Des objectifs louables pour n’importe quel citoyen
La rentabilité comme priorité, mais le sens profond de la démarche également. C'est ce que souligne Claude Gallay, responsable constructions et techniques agricoles au centre de conseil agricole AGRIDEA, par ailleurs directeur adjoint de l’association AgroCleanTech. "Il faut garder en tête les deux objectifs premiers de cette loi fédérale: l’approvisionnement en électricité indigène de la Suisse, au maximum possible, et l’encouragement des énergies renouvelables. Ce sont deux objectifs louables pour n’importe quel citoyen. Avec ce congrès, AgroCleanTech joue son rôle de facilitateur pour le transfert des connaissances. Mais après, il y a d’autres acteurs qui entrent en scène: des installateurs, des groupes spécialisés comme Agrola, Fleco Power, que l’on a pu voir aujourd’hui, et bien sûr d’autres encore."
Quid des "courants vagabonds"?
Dernier aspect qui revient en boomerang dans les discussions paysannes sur le photovoltaïque: prend-on suffisamment en compte le problème dit des «courants vagabonds»? "C’est un problème d’installation électrique, le nombre de cas sur des exploitations laitières reste assez bas, et il ne faut pas l’associer au développement du photovoltaïque", tempère Sylvain Boéchat. Claude Gallay complète: "Cette dimension ne doit pas être négligée, mais cela ne doit pas empêcher les exploitants d’étudier les opportunités offertes pour le photovoltaïque dans la révision de la loi. En fait, que la loi sur l’électricité ait changé ou pas, c’était déjà un aspect à étudier avant toute transformation de son installation électrique. D’ailleurs le témoignage au congrès d’Agrocleantech de Rudolf Bigler, paysan bernois devenu également «énergieculteur», montre que si l’installation est bien réalisée, il est aussi possible de produire de l’énergie sans forcément rencontrer de problème de ce côté-là."

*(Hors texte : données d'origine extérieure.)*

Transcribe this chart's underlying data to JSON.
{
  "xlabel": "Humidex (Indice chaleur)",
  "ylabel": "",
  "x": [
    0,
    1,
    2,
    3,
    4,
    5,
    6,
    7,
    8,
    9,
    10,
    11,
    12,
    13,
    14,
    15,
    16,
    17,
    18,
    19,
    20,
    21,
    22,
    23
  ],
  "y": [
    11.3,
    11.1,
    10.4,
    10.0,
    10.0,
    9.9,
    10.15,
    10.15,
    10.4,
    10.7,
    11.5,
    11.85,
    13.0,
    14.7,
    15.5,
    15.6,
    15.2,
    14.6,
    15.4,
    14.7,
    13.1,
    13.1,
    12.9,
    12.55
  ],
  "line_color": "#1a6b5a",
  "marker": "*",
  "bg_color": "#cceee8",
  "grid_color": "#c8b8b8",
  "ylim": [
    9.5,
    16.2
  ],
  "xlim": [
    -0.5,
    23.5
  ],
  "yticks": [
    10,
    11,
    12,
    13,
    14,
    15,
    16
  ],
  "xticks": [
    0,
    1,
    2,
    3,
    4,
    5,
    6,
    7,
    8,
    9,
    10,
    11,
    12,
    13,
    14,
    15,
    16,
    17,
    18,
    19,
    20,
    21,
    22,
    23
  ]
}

Une plateforme pour se faire aider
"Avec le soutien de l’OFAG et de nombreux partenaires", relève encore Claude Gallay, "une page d’information sur ces courants vagabonds a été mise en place par Agridea sur la plateforme agripedia.ch. Elle intègre une liste de contrôles des installations photovoltaïques que les installateurs doivent remettre au propriétaire."
L'agronome en profite pour souligner un autre point fort des encouragements actuels: "Parallèlement à la production d’énergies renouvelables, le potentiel dans les économies d’énergie n’est pas à négliger. AgroCleanTech gère des programmes de soutien «Prokilowatt», encore actifs jusqu’à fin 2025. Des investissements, comme par exemple le remplacement d’un chauffe-eau classique par un chauffe-eau/pompe à chaleur, sont soutenus financièrement et bénéficient d’un retour sur investissement attractif, de l’ordre de 5 ans. Ces solutions peuvent paraître plus modestes, mais c’est de l’argent qui reste dans la caisse de l’agriculteur chaque année."
Une initiative populaire pour accélérer
A noter qu’une initiative populaire vient aussi d’être annoncée, qui entend dynamiser le secteur de l’énergie photovoltaïque en supprimant, sauf exception pour les bâtiments d’importance culturelle ou historique, les demandes d’autorisation de construire requises avant la pose de panneaux solaires. Son comité, venu de Suisse alémanique, a jusqu'au 8 octobre 2026 pour récolter 100'000 signatures. Le Parlement fédéral est lui-même en train de débattre d'une accélération des procédures pour la construction de centrales solaires, éoliennes et hydroélectriques d'importance nationale.